Fishing limited to kids until Nov. 1
The South Dakota Department of Game, Fish and Parks stocked 400 rainbow trout in the pond at the Miller City Park on October 3. In the past, the Masonic Lodge in Miller sponsored a kids’ fishing derby at the park. I haven’t heard back from them if they plan on doing that again this year but I will keep you posted if anything is planned in the next few weeks. Kids will be allowed to fish the pond from the date that this article is published in The Miller Press. As in past years, the pond will be opened up to any fisherman after November 1. The daily limit of five on trout still applies. A valid fishing license is needed for anyone 16 years old and older; anyone under 16 years is not required to purchase a fishing license. If you have any questions, contact my office at 853-3644.
I have received a few reports of people finding dead deer in the area. I have investigated about 12 dead deer so far that have been attributed to EHD. This has been caused by Epizootic Hemorrhagic Disease virus (EHD) also referred to as bluetongue virus. EHD is seasonal and occurs in late summer or early fall. Last year the southern counties in South Dakota were hit especially hard by this disease. It is caused by a biting midge found in stagnant water and usually found during hot, dry years. Once there is a hard frost, the midges die off and then the disease is usually over. However, I expect to receive reports when people continue to harvest their fields and start walking their fields during pheasant season. I should get a better handle on how many deer were affected in the next week or so. The disease is not transferable to humans, and the disease usually kills the deer within several days so the chances of a hunter harvesting an infected deer are very slim.
An easy way to tell if the deer died from EHD is if it is found in or near a waterhole. I found one dugout north of Highway 26 where three deer were lying right in the water. If you find any dead deer in the next few weeks, please give me a call so I can take a look to see what caused their deaths.
Even though the pheasant population is down roughly 66 percent from last year, I’ve had a lot of calls from nonresidents who still plan to return to South Dakota this year. Most of the people who called didn’t care that the pheasant numbers are down, as they said they come out to enjoy time with family and friends, and the chance to harvest a pheasant is just a bonus.

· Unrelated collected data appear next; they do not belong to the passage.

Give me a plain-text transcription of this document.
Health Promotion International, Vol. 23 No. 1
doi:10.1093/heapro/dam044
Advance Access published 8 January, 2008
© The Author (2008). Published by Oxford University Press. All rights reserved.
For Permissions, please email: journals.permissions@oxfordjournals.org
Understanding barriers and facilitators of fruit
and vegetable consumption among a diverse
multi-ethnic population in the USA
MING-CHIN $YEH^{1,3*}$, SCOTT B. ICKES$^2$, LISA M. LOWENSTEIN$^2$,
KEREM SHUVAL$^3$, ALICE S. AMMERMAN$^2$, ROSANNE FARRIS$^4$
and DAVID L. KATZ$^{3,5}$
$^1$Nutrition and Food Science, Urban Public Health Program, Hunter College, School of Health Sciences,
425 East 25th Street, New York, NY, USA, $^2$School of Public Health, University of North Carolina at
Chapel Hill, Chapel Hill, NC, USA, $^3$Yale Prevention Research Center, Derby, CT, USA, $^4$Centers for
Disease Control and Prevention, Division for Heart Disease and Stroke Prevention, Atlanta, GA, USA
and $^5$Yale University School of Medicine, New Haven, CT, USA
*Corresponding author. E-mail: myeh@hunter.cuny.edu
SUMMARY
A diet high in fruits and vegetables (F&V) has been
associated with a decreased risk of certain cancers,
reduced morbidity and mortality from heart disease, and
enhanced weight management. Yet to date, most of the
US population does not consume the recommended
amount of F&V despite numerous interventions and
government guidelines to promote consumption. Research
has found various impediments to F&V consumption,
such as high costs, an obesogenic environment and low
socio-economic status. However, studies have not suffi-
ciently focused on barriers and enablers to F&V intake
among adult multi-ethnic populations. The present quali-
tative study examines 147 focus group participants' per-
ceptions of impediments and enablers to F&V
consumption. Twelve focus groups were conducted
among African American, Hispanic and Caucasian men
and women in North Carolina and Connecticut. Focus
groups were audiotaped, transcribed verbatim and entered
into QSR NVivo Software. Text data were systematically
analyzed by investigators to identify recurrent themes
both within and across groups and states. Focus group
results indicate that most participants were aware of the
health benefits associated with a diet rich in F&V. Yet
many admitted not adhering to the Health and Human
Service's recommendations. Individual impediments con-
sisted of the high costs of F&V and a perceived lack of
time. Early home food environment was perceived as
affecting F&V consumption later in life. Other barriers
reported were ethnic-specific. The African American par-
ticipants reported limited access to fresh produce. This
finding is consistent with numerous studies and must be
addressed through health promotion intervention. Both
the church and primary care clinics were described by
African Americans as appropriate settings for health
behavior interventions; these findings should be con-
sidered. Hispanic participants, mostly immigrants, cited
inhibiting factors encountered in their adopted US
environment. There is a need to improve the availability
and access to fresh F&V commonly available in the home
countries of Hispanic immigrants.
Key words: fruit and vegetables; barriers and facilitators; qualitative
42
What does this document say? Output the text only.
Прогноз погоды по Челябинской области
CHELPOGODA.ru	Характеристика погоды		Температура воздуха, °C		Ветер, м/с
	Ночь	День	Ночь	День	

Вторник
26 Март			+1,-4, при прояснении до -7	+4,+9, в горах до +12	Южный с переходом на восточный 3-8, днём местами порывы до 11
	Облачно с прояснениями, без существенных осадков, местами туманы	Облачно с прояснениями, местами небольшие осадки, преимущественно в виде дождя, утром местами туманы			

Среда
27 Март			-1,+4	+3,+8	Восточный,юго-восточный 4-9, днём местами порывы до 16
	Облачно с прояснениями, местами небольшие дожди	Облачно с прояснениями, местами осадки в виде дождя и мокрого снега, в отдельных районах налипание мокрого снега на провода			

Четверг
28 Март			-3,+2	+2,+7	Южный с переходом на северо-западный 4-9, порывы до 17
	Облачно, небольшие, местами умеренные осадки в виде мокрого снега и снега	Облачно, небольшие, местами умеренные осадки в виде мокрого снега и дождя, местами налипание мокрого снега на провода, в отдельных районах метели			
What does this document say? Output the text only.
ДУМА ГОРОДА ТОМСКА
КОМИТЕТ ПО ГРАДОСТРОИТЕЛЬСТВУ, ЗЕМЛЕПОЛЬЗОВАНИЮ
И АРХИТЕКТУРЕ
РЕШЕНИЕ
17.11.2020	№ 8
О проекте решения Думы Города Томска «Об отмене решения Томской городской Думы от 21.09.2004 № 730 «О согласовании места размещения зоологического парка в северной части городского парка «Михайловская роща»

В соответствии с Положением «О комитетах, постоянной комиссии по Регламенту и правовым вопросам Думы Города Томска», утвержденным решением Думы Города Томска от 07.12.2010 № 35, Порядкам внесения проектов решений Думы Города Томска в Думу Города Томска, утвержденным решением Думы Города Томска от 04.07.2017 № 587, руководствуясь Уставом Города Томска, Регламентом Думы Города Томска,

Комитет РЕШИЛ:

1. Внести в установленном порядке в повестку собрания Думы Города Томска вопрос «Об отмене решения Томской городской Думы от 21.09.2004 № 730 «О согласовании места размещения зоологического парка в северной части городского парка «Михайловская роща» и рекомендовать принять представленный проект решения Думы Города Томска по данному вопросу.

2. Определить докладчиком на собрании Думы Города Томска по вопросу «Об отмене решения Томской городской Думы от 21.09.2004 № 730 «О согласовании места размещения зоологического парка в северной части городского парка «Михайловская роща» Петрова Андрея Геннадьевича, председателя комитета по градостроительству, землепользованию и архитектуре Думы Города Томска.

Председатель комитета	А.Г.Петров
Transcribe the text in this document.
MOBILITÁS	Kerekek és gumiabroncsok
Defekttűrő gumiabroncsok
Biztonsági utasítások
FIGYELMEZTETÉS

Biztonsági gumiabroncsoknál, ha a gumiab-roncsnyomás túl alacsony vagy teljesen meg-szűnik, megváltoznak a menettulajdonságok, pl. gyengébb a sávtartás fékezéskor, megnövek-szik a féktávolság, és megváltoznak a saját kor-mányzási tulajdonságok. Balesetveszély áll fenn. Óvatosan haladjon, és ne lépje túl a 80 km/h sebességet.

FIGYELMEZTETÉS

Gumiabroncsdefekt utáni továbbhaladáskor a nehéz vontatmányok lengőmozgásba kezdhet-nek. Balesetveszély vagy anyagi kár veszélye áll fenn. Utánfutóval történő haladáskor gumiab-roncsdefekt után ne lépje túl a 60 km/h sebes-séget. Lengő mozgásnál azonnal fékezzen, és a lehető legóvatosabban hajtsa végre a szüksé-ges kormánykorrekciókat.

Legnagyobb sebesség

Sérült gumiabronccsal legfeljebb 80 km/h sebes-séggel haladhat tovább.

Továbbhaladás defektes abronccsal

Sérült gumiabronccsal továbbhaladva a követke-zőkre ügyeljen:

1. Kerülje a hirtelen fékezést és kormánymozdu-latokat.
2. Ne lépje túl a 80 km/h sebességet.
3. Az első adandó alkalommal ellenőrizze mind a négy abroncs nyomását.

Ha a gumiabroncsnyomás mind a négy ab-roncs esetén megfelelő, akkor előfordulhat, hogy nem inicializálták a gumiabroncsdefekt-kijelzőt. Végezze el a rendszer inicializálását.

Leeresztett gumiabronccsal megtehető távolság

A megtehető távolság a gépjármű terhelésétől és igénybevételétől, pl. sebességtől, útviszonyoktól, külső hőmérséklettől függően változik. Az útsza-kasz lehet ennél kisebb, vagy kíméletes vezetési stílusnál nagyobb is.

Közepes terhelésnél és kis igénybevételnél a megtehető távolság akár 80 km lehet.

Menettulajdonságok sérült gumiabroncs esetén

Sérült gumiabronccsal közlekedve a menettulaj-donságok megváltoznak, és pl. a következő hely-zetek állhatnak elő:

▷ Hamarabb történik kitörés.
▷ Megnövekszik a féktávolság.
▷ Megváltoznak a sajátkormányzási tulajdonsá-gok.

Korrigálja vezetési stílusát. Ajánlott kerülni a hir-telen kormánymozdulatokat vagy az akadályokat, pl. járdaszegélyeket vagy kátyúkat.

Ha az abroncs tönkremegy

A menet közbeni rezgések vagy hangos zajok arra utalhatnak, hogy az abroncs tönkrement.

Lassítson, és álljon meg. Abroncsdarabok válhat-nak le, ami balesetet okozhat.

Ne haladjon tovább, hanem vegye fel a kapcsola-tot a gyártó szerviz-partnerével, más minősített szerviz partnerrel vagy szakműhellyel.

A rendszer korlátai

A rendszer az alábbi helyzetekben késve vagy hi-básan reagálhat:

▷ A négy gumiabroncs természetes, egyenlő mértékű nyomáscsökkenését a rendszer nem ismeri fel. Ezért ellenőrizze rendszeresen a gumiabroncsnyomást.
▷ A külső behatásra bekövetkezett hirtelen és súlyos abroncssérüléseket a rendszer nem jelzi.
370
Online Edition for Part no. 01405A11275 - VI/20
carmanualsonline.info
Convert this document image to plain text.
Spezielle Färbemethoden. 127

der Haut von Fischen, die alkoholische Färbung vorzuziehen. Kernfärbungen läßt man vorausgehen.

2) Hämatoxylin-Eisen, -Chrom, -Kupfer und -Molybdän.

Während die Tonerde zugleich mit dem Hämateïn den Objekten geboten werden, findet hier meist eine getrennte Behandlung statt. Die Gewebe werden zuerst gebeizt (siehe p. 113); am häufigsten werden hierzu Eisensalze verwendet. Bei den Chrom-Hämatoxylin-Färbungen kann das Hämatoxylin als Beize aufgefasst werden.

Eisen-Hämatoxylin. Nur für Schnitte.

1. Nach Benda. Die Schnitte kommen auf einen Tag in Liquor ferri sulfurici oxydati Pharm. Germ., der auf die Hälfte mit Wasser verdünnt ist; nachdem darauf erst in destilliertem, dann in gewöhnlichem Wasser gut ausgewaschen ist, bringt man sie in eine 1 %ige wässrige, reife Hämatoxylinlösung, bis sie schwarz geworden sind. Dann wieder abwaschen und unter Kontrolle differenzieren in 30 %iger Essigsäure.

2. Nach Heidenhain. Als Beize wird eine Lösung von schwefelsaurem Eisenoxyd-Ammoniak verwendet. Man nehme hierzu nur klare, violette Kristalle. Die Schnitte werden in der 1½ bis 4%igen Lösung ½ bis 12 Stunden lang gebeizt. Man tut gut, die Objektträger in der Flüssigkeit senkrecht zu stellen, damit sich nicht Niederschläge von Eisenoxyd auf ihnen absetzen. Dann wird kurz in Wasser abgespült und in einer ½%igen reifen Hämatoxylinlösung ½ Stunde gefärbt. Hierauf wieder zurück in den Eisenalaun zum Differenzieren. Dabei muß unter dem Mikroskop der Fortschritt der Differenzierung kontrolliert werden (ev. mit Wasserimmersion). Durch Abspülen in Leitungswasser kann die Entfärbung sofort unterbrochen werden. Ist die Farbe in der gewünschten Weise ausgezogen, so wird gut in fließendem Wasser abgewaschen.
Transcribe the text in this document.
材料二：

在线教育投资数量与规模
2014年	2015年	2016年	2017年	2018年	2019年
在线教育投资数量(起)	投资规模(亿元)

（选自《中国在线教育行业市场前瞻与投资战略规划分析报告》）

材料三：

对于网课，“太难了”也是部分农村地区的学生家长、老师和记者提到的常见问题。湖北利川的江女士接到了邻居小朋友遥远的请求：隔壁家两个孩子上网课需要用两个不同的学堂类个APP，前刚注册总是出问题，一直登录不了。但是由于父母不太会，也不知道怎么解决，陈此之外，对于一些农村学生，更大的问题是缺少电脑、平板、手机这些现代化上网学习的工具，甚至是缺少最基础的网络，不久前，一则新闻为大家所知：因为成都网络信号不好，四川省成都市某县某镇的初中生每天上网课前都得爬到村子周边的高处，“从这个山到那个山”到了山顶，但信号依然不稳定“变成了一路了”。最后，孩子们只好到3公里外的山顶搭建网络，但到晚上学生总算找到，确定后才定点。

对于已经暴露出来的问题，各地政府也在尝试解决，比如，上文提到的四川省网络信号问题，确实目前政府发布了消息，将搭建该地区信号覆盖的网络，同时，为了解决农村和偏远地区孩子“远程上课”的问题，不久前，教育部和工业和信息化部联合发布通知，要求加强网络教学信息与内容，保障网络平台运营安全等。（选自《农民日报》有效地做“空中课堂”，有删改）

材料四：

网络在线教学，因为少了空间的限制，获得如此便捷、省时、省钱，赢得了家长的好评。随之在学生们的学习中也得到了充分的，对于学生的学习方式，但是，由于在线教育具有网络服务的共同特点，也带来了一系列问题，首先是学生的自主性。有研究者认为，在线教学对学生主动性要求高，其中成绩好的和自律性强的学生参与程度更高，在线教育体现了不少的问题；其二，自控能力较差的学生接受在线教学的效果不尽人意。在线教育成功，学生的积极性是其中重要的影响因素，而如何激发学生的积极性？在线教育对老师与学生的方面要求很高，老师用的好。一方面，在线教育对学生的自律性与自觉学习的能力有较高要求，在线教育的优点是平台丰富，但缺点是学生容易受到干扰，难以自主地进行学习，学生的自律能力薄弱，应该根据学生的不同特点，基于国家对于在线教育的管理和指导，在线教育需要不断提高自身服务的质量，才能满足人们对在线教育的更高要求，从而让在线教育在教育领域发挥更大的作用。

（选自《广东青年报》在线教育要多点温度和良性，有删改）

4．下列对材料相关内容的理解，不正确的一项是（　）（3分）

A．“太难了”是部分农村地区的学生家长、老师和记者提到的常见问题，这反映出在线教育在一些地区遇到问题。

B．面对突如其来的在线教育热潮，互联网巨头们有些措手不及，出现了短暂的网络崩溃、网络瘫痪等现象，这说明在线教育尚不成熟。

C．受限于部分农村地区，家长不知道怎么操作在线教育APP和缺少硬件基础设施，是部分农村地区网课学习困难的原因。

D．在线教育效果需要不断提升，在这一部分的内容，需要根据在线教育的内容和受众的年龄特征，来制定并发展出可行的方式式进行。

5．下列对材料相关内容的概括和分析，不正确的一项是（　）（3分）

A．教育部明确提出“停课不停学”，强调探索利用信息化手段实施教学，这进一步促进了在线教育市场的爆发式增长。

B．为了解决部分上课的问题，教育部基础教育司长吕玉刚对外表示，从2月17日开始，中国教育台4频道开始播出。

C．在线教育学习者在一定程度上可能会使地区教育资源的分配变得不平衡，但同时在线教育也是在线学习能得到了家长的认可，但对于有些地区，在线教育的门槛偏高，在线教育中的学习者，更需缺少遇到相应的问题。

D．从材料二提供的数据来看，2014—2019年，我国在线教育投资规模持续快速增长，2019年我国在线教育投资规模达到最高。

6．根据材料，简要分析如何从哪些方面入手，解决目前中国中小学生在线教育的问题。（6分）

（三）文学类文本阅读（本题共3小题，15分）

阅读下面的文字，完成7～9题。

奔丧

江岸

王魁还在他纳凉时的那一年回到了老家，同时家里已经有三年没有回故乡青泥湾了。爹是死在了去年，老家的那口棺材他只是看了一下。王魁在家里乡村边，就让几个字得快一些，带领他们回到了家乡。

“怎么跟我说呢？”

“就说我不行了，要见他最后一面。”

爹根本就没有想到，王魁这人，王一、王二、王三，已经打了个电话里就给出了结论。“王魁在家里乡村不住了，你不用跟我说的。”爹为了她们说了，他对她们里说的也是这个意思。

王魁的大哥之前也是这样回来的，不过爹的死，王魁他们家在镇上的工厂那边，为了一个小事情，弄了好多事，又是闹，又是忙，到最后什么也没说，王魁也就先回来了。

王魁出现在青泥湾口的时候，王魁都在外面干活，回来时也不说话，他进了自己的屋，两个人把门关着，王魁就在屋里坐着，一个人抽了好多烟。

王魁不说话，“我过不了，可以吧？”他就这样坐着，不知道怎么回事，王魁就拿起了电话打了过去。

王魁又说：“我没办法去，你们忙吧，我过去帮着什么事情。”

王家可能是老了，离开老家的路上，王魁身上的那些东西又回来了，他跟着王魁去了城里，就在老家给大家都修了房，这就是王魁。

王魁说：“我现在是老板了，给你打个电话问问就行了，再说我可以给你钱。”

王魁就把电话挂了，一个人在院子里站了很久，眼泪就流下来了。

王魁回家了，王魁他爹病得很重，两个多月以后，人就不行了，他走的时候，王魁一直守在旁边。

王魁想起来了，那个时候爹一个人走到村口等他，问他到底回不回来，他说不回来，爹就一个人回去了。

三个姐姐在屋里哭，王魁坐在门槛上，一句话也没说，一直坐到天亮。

I have heard from a few groups who called and had cancelled their trips because of the lower pheasant numbers, but most of them planned on returning in the future. As for the resident-only pheasant season, there were about half the people hunting that weekend than normally come here and hunt. They averaged about one pheasant per person per day. There is no doubt that hunters will have to work a lot harder this year than the past 10 or 15 years to get birds.